Antes que ele pudesse comer do cereal a garota Larissa se levantou, caminhou até o seu lado da mesa e lhe deu um beijo.
- Uau, eu não esperava essa - Tom, disse incrédulo depois de alguns momentos de silêncio.
- É porque nada aconteceu – a indiferença de sua voz contrastava com a paixão do beijo.
- Tolice. Pois verá agora o que aconteceu. – E dizendo isso foi para cima de Larissa, num beijo que fez os dois caírem no chão juntos. – Gostou do que eu fiz?
- Fui eu que fiz.
- Pois então acho que você só faz o que quer, não?
- É o que se deve fazer no verão, eu temo.
- MEU DEUS, JÁ É VERÃO?! Eu estou realmente atrasado!
- Corra para a casa. – Larissa parecia um pouco desapontada, mas Tom seguiu suas instruções mesmo assim. – Espere! Não se esqueça do cereal.

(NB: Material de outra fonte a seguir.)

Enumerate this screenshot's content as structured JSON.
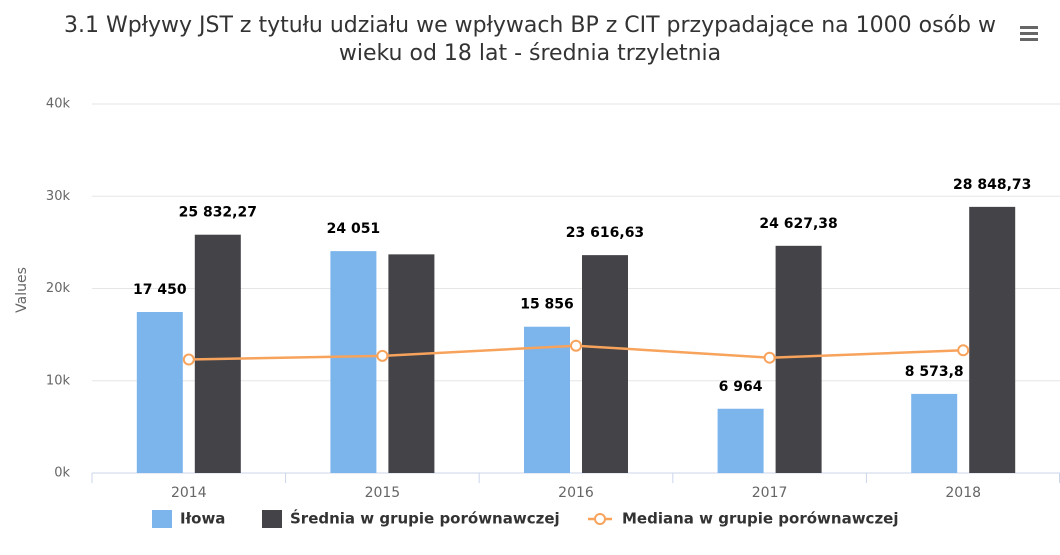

- É por isso que eu te amo. – Ele disse desejando que realmente tivesse certeza disso e ela respondeu com um sorriso, ainda deitada no chão. Antes de partir de vez o rapaz teve a oportunidade de olhar para trás e ver que a garota-do-sofá sorria para ele aprovando sua decisão.
Tom estava indo para casa, esperava realmente que ela ainda estivesse esperando por ele.